HJ - Garfield Intersection Realignment

The city of Clarinda had planned to remodel the intersection of South 12th Street and East Garfield to make it easier for school buses, but scheduling conflicts forced the work to be done this spring. The city council is considering spending $1.5 million on street improvement. (Herald-Journal file photo) 

As a new year gets started, the city of Clarinda is paving the way for a significant street improvement project.

During its meeting last night, Jan. 8, the Clarinda City Council set a public hearing for Jan. 22 to consider the issuance of $1.5 million in General Obligation bonds to finance the street project. The public is encouraged to voice any concerns it has about the project during that public hearing.

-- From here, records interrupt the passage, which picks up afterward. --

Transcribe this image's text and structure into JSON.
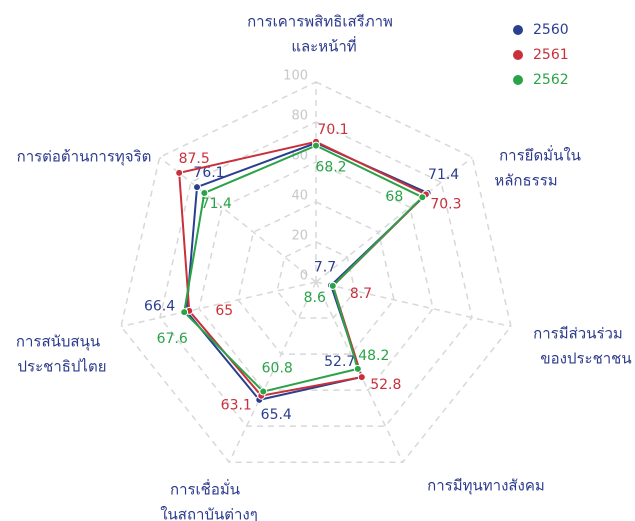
{
  "chart_data": {
    "type": "radar",
    "categories": [
      [
        "การเคารพสิทธิเสรีภาพ",
        "และหน้าที่"
      ],
      [
        "การยึดมั่นใน",
        "หลักธรรม"
      ],
      [
        "การมีส่วนร่วม",
        "ของประชาชน"
      ],
      [
        "การมีทุนทางสังคม"
      ],
      [
        "การเชื่อมั่น",
        "ในสถาบันต่างๆ"
      ],
      [
        "การสนับสนุน",
        "ประชาธิปไตย"
      ],
      [
        "การต่อต้านการทุจริต"
      ]
    ],
    "series": [
      {
        "name": "2560",
        "color": "#2a3f8f",
        "values": [
          69.5,
          71.4,
          7.7,
          52.7,
          65.4,
          66.4,
          76.1
        ],
        "value_labels": [
          null,
          "71.4",
          "7.7",
          "52.7",
          "65.4",
          "66.4",
          "76.1"
        ]
      },
      {
        "name": "2561",
        "color": "#c8313a",
        "values": [
          70.1,
          70.3,
          8.7,
          52.8,
          63.1,
          65,
          87.5
        ]
      },
      {
        "name": "2562",
        "color": "#2aa348",
        "values": [
          68.2,
          68,
          8.6,
          48.2,
          60.8,
          67.6,
          71.4
        ]
      }
    ],
    "ylim": [
      0,
      100
    ],
    "yticks": [
      0,
      20,
      40,
      60,
      80,
      100
    ],
    "grid": true,
    "legend": "top-right"
  }
}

Following the public hearing, the council could consider a bond purchase agreement including the terms of the purchase and the interest rate for the bonds during its meeting Feb. 12. A resolution issuing the bonds could then be approved during the Feb. 26 meeting.

“I have talked to the engineer about the specifications for the project. We are hoping to take bids in late February or early March. If all goes well, we could close on the bonds March 11 and receive the funds. I could see the winning bidder staring on it this summer,” Clarinda City Manager Gary McClarnon said.

Included in the $1.5 million project would be approximately $300,000 for the resurfacing of Garfield Street from Eighth Street to 10th Street in front of the Agriland development that is already underway. McClarnon said when the council approved an 80 percent Tax Increment Financing (TIF) rebate for the Agriland project, the intention was to use the 20 percent retained by the city to pay for street improvements in that area.

“If we’re going to do this street project, this is the perfect time to bid it out and get it done. When you issue GO bonds there are a lot of fixed costs like legal fees. We were going to be paying those fees anyway, so there is no need to wait and pay those costs twice. The more bonds you issue, the cheaper the rate actually is,” McClarnon said.

The remaining $1.2 million of the bond issue would be used to finance asphalt overlays on problem streets in the city.

“I find it very exciting for us to be moving forward with this project. Last winter was hard on our streets and we certainly have some streets that need some help,” McClarnon said.

Despite the size of the street project, McClarnon said he and the council have carefully planned the timing of the project to reduce the impact on local taxpayers. In 2009, the city issued $1.1 million in bonds to pay for a similar street project. Those bonds will be paid off this year.

“When one bond issue is dropping off, we look at issuing General Obligation bonds again. This keeps the tax levy about the same. That way we do not have up and down fluctuations, and we can always use some street improvements,” McClarnon said.

In 2009, the $1.1 million bond issue paid for overlaying 66 blocks of city streets. However, as prices have increased since that time, McClarnon said the engineers have told him the city would be lucky to pay for 40 blocks of overlay with the $1.2 million bond issue this year.

To identify which high priority streets need the most immediate attention, the council recently hired Snyder and Associates to complete a street condition report for the city. The results of that report were reviewed by the council last night.

“They have color coded the streets with red being the streets in poor condition; yellow, fair; blue, good; and green, excellent. We have a lot of red and yellow streets in our town,” McClarnon said prior to the meeting. “I found the street condition report to be very useful. There are some of the red or poor areas, I have questions about, but I agree most of them need to be done. The trick for the city council is to go through and figure out which streets to work on. We have to focus on our high traffic streets.”

Based on the results of the report, McClarnon said the engineers estimated it would cost Clarinda $16 million to fix and overlay all the streets identified as being in poor or fair condition.

“We’ll knock a chunk out this year and we have another bond issue coming off next year. So, we could do another $1 million. That is only a drop in the bucket for what needs to be done, but at least it’s a start,” McClarnon said.